How can I prove $$\sum_{k=1}^\infty kq^{k-1}=\frac{1}{(1-q)^2}$$?
I know that the formula to do the summation of a number $a$ is $a(a+1)/2$. And I also know that the summation of a geometric series $ar^n$ is $a/(1-r)$.
But I don't know how to solve my problem.
We have
$$\frac{1}{1-q}=1+q+q^2+\dots$$
The sequence you have is then
$1+q+q^2+q^3+\dots$
$\;\;\;\;+q+q^2+q^3+\dots$
$\;\;\;\;\;\;\;\;\;\;\;+q^2+q^3+\dots$
which equals
$$(1+q+q^2+\dots)+q(1+q+q^2+\dots)+q^2(1+q+q^2+\dots)+\dots$$
$$=(1+q+q^2+\dots)(1+q+q^2+\dots)$$
$$=\dfrac{1}{(1-q)^2}$$
You'll realise on expansion of a few terms that it forms an AGP. (Read more about AGP elsewhere; it is when an AP and a GP reside in the same term of a series.) The formula for sum of the following AGP is $a+(a+d)r+(a+2d)r^2+\cdots+(a+(n-1)d)r^{n-1}$
($a, d, r$ have their usual meanings in context of sequences and series)

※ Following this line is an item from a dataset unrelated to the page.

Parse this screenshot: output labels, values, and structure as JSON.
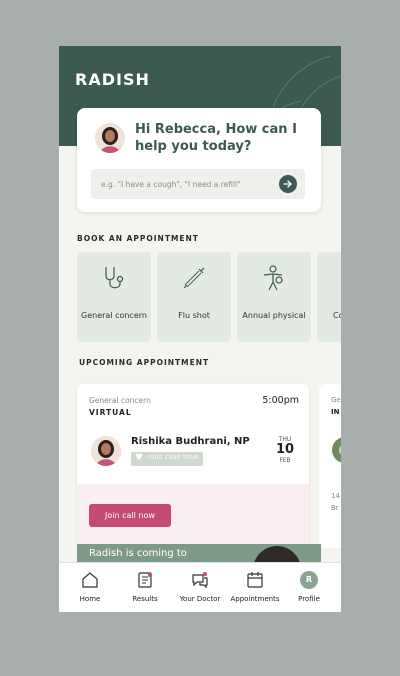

$S_n=\frac{a}{1-r}+\frac{dr}{(1-r)^2}-\frac{dr^{n}}{(1-r)^2}-\frac{[a+(n-1)d]r^n}{1-r}$
For what you want to prove, $n=∞$, hence, any term with $r^n$ disappears (note how this implies $q<1$ because $r=q$) The following are the values for what you are trying to prove. $a=1, r=q, d=1$
Plug 'em in and off you pop.
$S_{∞} = \frac{1}{1-q}+\frac{q}{(1-q)^2} = \frac{1}{(1-q)^2}$
P.S, if you want to derive the formula, and you should, as a little exercise, flip the series, move it forward by one, multiply by $r$ and subtract it from the original series in order. All the terms should cancel out except the ones that make up the formula.